During those periodic lectures, a crewmember might pose an innocent query that brushed against Chaos. Then everyone found himself thinking about that untouchable place, and perhaps a second hand would lift, and a second voice would ask about that mysterious, increasingly hostile realm. With concern, perhaps even a measure of sadness, they would refer to their hosts, wondering aloud if maybe the Scypha were intentionally strangling their cradle world to death.
But Chaos was not dying. The ranking diplomat had made that salient point enough times to convince ten million people of its veracity. Borrowing from the exobiologists’ manual, Krill reminded audiences how the spores represented every lineage, and how they would remain for eons to come, waiting patiently inside the planet-wide dust. In some locations, more spores than dust were lying on and inside the ground. And while there was no way to know the future, it was easy to envision a different day when the Scypha would loosen their grip on the Rings, allowing a fire-shower of rock and ice to trigger another rebirth.

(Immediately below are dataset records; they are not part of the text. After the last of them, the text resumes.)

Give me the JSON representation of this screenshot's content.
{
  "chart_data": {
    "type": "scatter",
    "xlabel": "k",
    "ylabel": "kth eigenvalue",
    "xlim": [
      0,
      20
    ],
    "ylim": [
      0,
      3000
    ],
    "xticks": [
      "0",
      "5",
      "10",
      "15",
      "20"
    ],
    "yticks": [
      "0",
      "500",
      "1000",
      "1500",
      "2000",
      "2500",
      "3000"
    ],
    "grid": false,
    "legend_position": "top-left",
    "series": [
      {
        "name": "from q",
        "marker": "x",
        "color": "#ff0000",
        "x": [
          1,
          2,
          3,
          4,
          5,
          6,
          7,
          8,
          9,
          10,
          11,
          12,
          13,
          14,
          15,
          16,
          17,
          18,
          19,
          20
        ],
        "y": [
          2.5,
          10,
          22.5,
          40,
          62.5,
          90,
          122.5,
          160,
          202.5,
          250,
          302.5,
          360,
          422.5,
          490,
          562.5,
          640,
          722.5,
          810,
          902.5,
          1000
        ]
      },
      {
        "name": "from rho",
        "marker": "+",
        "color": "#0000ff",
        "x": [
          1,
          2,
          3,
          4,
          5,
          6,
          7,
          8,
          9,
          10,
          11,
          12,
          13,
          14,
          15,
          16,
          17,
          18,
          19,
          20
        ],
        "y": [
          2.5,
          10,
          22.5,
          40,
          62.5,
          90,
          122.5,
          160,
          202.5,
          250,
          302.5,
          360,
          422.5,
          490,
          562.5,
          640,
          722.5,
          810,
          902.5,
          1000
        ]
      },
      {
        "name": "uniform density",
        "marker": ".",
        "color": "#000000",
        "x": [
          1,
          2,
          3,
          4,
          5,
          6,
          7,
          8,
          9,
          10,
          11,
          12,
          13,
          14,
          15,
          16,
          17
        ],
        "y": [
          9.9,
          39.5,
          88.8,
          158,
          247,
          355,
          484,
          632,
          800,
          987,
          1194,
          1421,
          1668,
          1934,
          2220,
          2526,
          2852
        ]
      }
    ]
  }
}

“It’s not as if our hosts are fighting the other lineages,” she pointed out, her tone reasonable and responsible, her young-girl face glowing with infectious confidence. “We aren’t visiting a war zone here. We haven’t seen extinctions, and we won’t. I promise. If struggles are happening, they’re between the little lineages, all which is rigorously natural, since the inhabitants of Chaos have always fought for resources, for water and warmth. If you look at these circumstances as I do, you see a thousand failed lineages unable to make peace with one another, much less find any lasting prosperity.

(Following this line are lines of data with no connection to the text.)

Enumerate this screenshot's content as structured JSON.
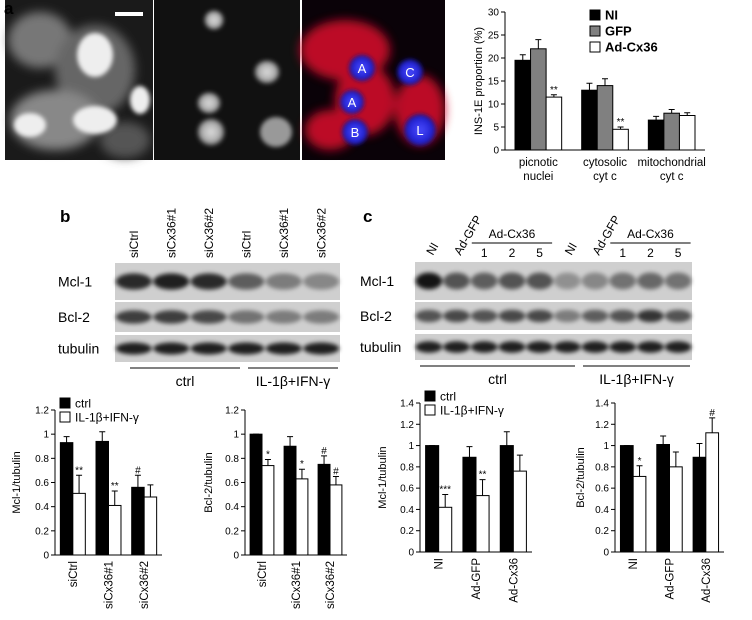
{
  "panel_labels": [
    "a",
    "b",
    "c"
  ],
  "image_labels": [
    "A",
    "C",
    "A",
    "B",
    "L"
  ],
  "blots": [
    {
      "lanes": [
        "siCtrl",
        "siCx36#1",
        "siCx36#2",
        "siCtrl",
        "siCx36#1",
        "siCx36#2"
      ],
      "rows": [
        "Mcl-1",
        "Bcl-2",
        "tubulin"
      ],
      "groups": [
        "ctrl",
        "IL-1β+IFN-γ"
      ]
    },
    {
      "lanes": [
        "NI",
        "Ad-GFP",
        "Ad-Cx36",
        "NI",
        "Ad-GFP",
        "Ad-Cx36"
      ],
      "sublanes": [
        "1",
        "2",
        "5",
        "1",
        "2",
        "5"
      ],
      "rows": [
        "Mcl-1",
        "Bcl-2",
        "tubulin"
      ],
      "groups": [
        "ctrl",
        "IL-1β+IFN-γ"
      ]
    }
  ],
  "chart_data": [
    {
      "type": "bar",
      "ylabel": "INS-1E proportion (%)",
      "categories": [
        "picnotic nuclei",
        "cytosolic cyt c",
        "mitochondrial cyt c"
      ],
      "series": [
        {
          "name": "NI",
          "color": "#000000",
          "values": [
            19.5,
            13,
            6.5
          ],
          "errors": [
            1.2,
            1.5,
            0.8
          ],
          "annotations": [
            null,
            null,
            null
          ]
        },
        {
          "name": "GFP",
          "color": "#808080",
          "values": [
            22,
            14,
            8
          ],
          "errors": [
            2,
            1.5,
            0.8
          ],
          "annotations": [
            null,
            null,
            null
          ]
        },
        {
          "name": "Ad-Cx36",
          "color": "#ffffff",
          "values": [
            11.5,
            4.5,
            7.5
          ],
          "errors": [
            0.5,
            0.5,
            0.6
          ],
          "annotations": [
            "**",
            "**",
            null
          ]
        }
      ],
      "ylim": [
        0,
        30
      ],
      "yticks": [
        0,
        5,
        10,
        15,
        20,
        25,
        30
      ],
      "grid": false,
      "legend": "top-right"
    },
    {
      "type": "bar",
      "ylabel": "Mcl-1/tubulin",
      "categories": [
        "siCtrl",
        "siCx36#1",
        "siCx36#2"
      ],
      "series": [
        {
          "name": "ctrl",
          "color": "#000000",
          "values": [
            0.93,
            0.94,
            0.56
          ],
          "errors": [
            0.05,
            0.08,
            0.1
          ],
          "annotations": [
            null,
            null,
            "#"
          ]
        },
        {
          "name": "IL-1β+IFN-γ",
          "color": "#ffffff",
          "values": [
            0.51,
            0.41,
            0.48
          ],
          "errors": [
            0.15,
            0.12,
            0.1
          ],
          "annotations": [
            "**",
            "**",
            null
          ]
        }
      ],
      "ylim": [
        0,
        1.2
      ],
      "yticks": [
        0,
        0.2,
        0.4,
        0.6,
        0.8,
        1,
        1.2
      ],
      "grid": false,
      "legend": "top-left"
    },
    {
      "type": "bar",
      "ylabel": "Bcl-2/tubulin",
      "categories": [
        "siCtrl",
        "siCx36#1",
        "siCx36#2"
      ],
      "series": [
        {
          "color": "#000000",
          "values": [
            1,
            0.9,
            0.75
          ],
          "errors": [
            0,
            0.08,
            0.07
          ],
          "annotations": [
            null,
            null,
            "#"
          ]
        },
        {
          "color": "#ffffff",
          "values": [
            0.74,
            0.63,
            0.58
          ],
          "errors": [
            0.05,
            0.08,
            0.07
          ],
          "annotations": [
            "*",
            "*",
            "#"
          ]
        }
      ],
      "ylim": [
        0,
        1.2
      ],
      "yticks": [
        0,
        0.2,
        0.4,
        0.6,
        0.8,
        1,
        1.2
      ],
      "grid": false
    },
    {
      "type": "bar",
      "ylabel": "Mcl-1/tubulin",
      "categories": [
        "NI",
        "Ad-GFP",
        "Ad-Cx36"
      ],
      "series": [
        {
          "name": "ctrl",
          "color": "#000000",
          "values": [
            1,
            0.89,
            1
          ],
          "errors": [
            0,
            0.1,
            0.13
          ],
          "annotations": [
            null,
            null,
            null
          ]
        },
        {
          "name": "IL-1β+IFN-γ",
          "color": "#ffffff",
          "values": [
            0.42,
            0.53,
            0.76
          ],
          "errors": [
            0.12,
            0.15,
            0.15
          ],
          "annotations": [
            "***",
            "**",
            null
          ]
        }
      ],
      "ylim": [
        0,
        1.4
      ],
      "yticks": [
        0,
        0.2,
        0.4,
        0.6,
        0.8,
        1,
        1.2,
        1.4
      ],
      "grid": false,
      "legend": "top-left"
    },
    {
      "type": "bar",
      "ylabel": "Bcl-2/tubulin",
      "categories": [
        "NI",
        "Ad-GFP",
        "Ad-Cx36"
      ],
      "series": [
        {
          "color": "#000000",
          "values": [
            1,
            1.01,
            0.89
          ],
          "errors": [
            0,
            0.08,
            0.13
          ],
          "annotations": [
            null,
            null,
            null
          ]
        },
        {
          "color": "#ffffff",
          "values": [
            0.71,
            0.8,
            1.12
          ],
          "errors": [
            0.1,
            0.14,
            0.14
          ],
          "annotations": [
            "*",
            null,
            "#"
          ]
        }
      ],
      "ylim": [
        0,
        1.4
      ],
      "yticks": [
        0,
        0.2,
        0.4,
        0.6,
        0.8,
        1,
        1.2,
        1.4
      ],
      "grid": false
    }
  ]
}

“The Scypha are something else entirely.
“I won’t concede them to be innately superior to their sister lineages. Frankly, I don’t have the expertise to make judgment. But it’s not a small point to remind ourselv
es that the Scypha have accomplished wonders. On their own, they have escaped their limited beginnings. And in exchange for allowing a tiny population of their infinitely plastic bodies to come onboard the Great Ship, humanity will be given three empty worlds, which is a spectacular gesture on their part, the gift delivering new homes to millions of humans, complete with happiness and prosperity and the promise of long, luminous futures.”
Krill could afford to be effusive; she was a very different beast than any exobiologist. But Chaos was descending into a long hard sleep, and the ultimate results depended on the viability of the spores, which was hard to determine from a range of a hundred million kilometers. Who knew what ten million years of unbroken drought and ice would do to the tiny dormant bodies? In their darkest moods, the experts liked to point out that these weren’t simple bacteria buried beneath Martian permafrost. Spores produced by the Scypha were substantial bodies, visible to the eye and covered in a hard, jewel-like cuticle. In principle, it was a magnificent and enduring system. But on the other hand—a grim, obstinate second hand—Chaos had never known dormancies as long as this one promised to be. Asteroid impacts had been uneven but inevitable events, and at most, the coldest driest deadest times had probably lasted not much longer the present drought.
One day an old friend asked Aasleen, “Does it concern you?”
“Does what concern me?”
“Our part in what is happening to that world. And what isn’t happening to it. Do these events make you uneasy?”
The AI technician was drifting beside her. “Help me,” she said. “Define your subject a little more clearly.”
The machine said, “Chaos.”
“I know,” Aasleen said. “But since when does that world concern you?”
“In the last few moments, the idea struck me.” The rubber face put on a tight, worried expression. “I suddenly found myself dwelling on my critical role in this horrible business.”
Aasleen had built this machine thousands of years ago. It had helped her erect the short-lived terraforming tent, and later, it had gladly accompanied her to the Olympus Peregrine and eventually to the Great Ship. And now they were together again, finishing the retrofitting of the last nuclear engine. It wasn’t unfair to claim that this thoughtful, talented machine was Aasleen’s oldest and possibly dearest friend, and there were even lonely moments when it was much more than that. But the machine was not sentient, not in any legal or compelling way, it wasn’t.